Dalam menghadapi perjalanan jarak jauh, salah satu keputusan terpenting yang harus diambil oleh calon pembeli adalah memilih mobil bertenaga bensin atau diesel. Dilema ini telah menjadi perdebatan klasik di dunia otomotif, di mana setiap jenis mesin memiliki keunggulan dan kekurangan yang signifikan. Pilihan yang tepat tidak hanya memengaruhi performa dan biaya operasional, tetapi juga kenyamanan selama berkendara. Pemahaman mendalam tentang karakteristik kedua mesin ini menjadi kunci untuk mengambil keputusan yang paling sesuai dengan kebutuhan.
Mesin bensin telah lama menjadi pilihan favorit karena karakternya yang halus dan responsif.
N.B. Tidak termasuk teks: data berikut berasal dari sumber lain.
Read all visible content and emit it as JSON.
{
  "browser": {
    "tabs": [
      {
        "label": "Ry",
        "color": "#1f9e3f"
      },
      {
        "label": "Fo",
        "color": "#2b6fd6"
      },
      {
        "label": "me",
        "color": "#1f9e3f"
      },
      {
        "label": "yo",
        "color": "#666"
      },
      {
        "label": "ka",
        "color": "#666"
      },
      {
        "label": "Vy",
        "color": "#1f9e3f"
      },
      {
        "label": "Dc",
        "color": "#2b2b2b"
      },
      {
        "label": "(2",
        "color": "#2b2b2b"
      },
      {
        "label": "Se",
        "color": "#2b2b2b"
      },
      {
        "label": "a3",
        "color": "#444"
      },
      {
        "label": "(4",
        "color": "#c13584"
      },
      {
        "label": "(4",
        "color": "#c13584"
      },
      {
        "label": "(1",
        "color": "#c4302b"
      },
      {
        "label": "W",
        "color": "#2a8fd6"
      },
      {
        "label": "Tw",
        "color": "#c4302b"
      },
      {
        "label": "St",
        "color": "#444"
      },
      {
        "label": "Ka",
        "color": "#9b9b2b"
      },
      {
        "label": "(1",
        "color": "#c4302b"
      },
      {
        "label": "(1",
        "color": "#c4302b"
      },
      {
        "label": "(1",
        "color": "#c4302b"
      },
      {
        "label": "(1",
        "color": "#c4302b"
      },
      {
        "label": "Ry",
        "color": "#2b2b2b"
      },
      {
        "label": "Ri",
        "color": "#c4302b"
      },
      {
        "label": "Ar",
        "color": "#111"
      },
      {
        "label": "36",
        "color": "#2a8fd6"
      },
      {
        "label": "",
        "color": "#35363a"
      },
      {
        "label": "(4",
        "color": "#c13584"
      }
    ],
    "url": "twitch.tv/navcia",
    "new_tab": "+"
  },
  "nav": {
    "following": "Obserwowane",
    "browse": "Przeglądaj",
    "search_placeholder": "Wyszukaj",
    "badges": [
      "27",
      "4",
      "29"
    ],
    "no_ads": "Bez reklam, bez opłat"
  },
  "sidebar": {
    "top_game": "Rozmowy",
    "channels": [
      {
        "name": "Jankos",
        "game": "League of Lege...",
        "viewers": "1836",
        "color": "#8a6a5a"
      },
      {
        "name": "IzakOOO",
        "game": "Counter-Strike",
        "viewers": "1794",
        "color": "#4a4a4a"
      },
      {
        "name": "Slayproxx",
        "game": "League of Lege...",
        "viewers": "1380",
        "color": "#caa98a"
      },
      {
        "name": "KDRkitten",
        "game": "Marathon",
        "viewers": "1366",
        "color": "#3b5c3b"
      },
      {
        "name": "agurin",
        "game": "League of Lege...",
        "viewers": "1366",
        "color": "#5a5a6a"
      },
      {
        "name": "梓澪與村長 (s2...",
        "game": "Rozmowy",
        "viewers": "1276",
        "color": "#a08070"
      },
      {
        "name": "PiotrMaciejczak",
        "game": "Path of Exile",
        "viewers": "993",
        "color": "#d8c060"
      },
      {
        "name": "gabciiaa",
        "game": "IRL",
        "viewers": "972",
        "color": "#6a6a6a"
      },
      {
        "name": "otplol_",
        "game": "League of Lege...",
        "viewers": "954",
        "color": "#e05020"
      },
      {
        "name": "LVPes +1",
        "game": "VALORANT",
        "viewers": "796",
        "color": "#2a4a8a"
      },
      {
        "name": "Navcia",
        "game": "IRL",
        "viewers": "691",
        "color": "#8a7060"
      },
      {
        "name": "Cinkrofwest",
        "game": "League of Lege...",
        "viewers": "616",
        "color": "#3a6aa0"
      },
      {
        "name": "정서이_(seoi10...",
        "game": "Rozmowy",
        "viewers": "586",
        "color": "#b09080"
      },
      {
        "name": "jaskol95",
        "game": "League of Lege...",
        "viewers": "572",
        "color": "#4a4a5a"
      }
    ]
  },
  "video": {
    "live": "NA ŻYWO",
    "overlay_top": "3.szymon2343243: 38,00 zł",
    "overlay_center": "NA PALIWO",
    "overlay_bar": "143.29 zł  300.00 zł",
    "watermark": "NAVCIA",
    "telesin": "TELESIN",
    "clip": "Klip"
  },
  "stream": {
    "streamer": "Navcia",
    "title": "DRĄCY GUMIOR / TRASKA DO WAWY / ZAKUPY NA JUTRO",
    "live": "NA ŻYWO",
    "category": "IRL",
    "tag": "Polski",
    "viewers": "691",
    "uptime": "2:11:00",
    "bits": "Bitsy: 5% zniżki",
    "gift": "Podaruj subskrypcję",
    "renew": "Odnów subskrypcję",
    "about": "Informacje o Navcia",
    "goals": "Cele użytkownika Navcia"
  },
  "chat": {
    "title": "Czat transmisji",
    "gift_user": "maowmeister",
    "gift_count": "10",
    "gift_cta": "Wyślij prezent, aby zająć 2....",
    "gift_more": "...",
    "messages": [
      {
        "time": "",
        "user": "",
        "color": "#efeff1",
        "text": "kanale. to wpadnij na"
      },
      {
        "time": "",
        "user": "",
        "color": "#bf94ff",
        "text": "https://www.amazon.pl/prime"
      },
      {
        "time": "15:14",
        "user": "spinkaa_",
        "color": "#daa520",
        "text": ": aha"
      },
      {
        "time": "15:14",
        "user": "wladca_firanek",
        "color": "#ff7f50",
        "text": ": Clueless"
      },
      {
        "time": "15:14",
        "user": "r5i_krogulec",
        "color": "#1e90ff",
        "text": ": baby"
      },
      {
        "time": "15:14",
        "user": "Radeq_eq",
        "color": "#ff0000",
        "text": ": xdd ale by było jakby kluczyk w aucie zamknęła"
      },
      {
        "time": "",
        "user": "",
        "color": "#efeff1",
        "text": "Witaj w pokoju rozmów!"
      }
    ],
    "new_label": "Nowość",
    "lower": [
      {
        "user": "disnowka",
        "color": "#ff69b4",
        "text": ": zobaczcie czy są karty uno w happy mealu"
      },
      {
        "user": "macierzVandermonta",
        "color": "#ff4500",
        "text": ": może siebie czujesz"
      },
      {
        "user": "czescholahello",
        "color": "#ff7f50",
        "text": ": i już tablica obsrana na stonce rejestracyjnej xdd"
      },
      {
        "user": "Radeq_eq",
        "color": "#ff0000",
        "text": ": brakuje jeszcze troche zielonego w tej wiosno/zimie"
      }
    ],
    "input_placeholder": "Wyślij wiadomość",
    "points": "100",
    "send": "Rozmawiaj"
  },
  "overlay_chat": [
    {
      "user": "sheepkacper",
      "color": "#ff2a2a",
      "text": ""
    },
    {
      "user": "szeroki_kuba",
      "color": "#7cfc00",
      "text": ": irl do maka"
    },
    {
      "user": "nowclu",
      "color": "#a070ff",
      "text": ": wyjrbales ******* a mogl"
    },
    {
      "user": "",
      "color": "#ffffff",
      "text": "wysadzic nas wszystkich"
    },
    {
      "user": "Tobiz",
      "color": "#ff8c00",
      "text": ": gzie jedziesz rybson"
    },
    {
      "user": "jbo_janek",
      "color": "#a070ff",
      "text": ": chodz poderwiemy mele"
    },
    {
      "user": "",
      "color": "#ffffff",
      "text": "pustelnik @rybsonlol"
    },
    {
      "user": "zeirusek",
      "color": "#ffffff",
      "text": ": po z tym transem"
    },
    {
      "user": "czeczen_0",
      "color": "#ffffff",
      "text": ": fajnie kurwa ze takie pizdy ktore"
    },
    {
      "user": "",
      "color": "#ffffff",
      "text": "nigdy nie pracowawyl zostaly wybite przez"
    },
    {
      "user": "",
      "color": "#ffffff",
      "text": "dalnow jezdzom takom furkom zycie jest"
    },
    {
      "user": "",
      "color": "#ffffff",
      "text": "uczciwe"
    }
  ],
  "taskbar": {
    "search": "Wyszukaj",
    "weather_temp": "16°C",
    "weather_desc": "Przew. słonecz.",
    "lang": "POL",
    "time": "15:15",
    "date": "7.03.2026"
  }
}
Mesin ini menawarkan akselerasi yang cepat dan performa yang lebih tenang, menjadikannya ideal untuk penggunaan dalam kota dan perjalanan yang membutuhkan kecepatan. Perawatan mobil bensin juga cenderung lebih sederhana dan biaya suku cadangnya lebih terjangkau. Namun, untuk perjalanan jarak jauh, efisiensi bahan bakar menjadi pertimbangan utama. Mesin bensin umumnya memiliki konsumsi bahan bakar yang lebih boros dibandingkan diesel, terutama saat melaju di jalan tol dengan kecepatan konstan. Hal ini dapat meningkatkan biaya operasional secara signifikan jika Anda sering melakukan perjalanan antarkota. Pada sebuah riset yang dilakukan oleh lembaga konsumen pada awal tahun 2025, tercatat bahwa rata-rata biaya bahan bakar mobil bensin untuk perjalanan Jakarta-Surabaya (sekitar 780 km) bisa mencapai Rp 50.000 hingga Rp 75.000 lebih mahal dibandingkan mobil diesel dengan kelas yang sama.
Sebaliknya, mesin diesel dikenal dengan torsinya yang besar dan efisiensi bahan bakarnya yang luar biasa. Torsi besar ini memberikan kekuatan ekstra, yang sangat berguna saat melewati tanjakan atau membawa muatan berat, menjadikan diesel pilihan populer untuk kendaraan komersial atau SUV. Memilih mobil bertenaga diesel untuk perjalanan jarak jauh seringkali dianggap lebih ekonomis karena jarak tempuh per liter bahan bakar yang lebih jauh. Mesin diesel juga memiliki durabilitas yang lebih tinggi dan mampu bertahan dalam kondisi kerja berat. Namun, ada beberapa kelemahan yang perlu dipertimbangkan. Mesin diesel cenderung menghasilkan suara dan getaran yang lebih keras dibandingkan bensin, meskipun teknologi modern telah banyak mengurangi kekurangan ini. Biaya perawatan mesin diesel juga bisa lebih mahal, terutama jika menggunakan teknologi injeksi common-rail yang membutuhkan bahan bakar berkualitas tinggi.
Aspek lain yang harus dipertimbangkan dalam memilih mobil bertenaga adalah ketersediaan bahan bakar dan regulasi emisi. Di Indonesia, Stasiun Pengisian Bahan Bakar Umum (SPBU) untuk diesel sudah cukup merata, tetapi ketersediaan jenis diesel berkualitas tinggi, seperti Dex, mungkin tidak sebanyak Pertamax Turbo. Selain itu, regulasi pemerintah terkait emisi kendaraan juga semakin ketat. Mesin diesel modern dilengkapi dengan teknologi Diesel Particulate Filter (DPF) dan Selective Catalytic Reduction (SCR) untuk mengurangi emisi, namun sistem ini membutuhkan perawatan khusus dan dapat menambah biaya.
Secara keseluruhan, keputusan ada di tangan Anda, tergantung pada prioritas. Jika Anda mengutamakan performa responsif dan biaya perawatan yang lebih rendah, serta lebih sering berkendara dalam kota, mobil bensin adalah pilihan yang bijak. Namun, jika Anda sering melakukan perjalanan jarak jauh, membawa muatan berat, dan mengutamakan efisiensi bahan bakar dan torsi, maka memilih mobil bertenaga diesel akan memberikan keuntungan lebih besar dalam jangka panjang.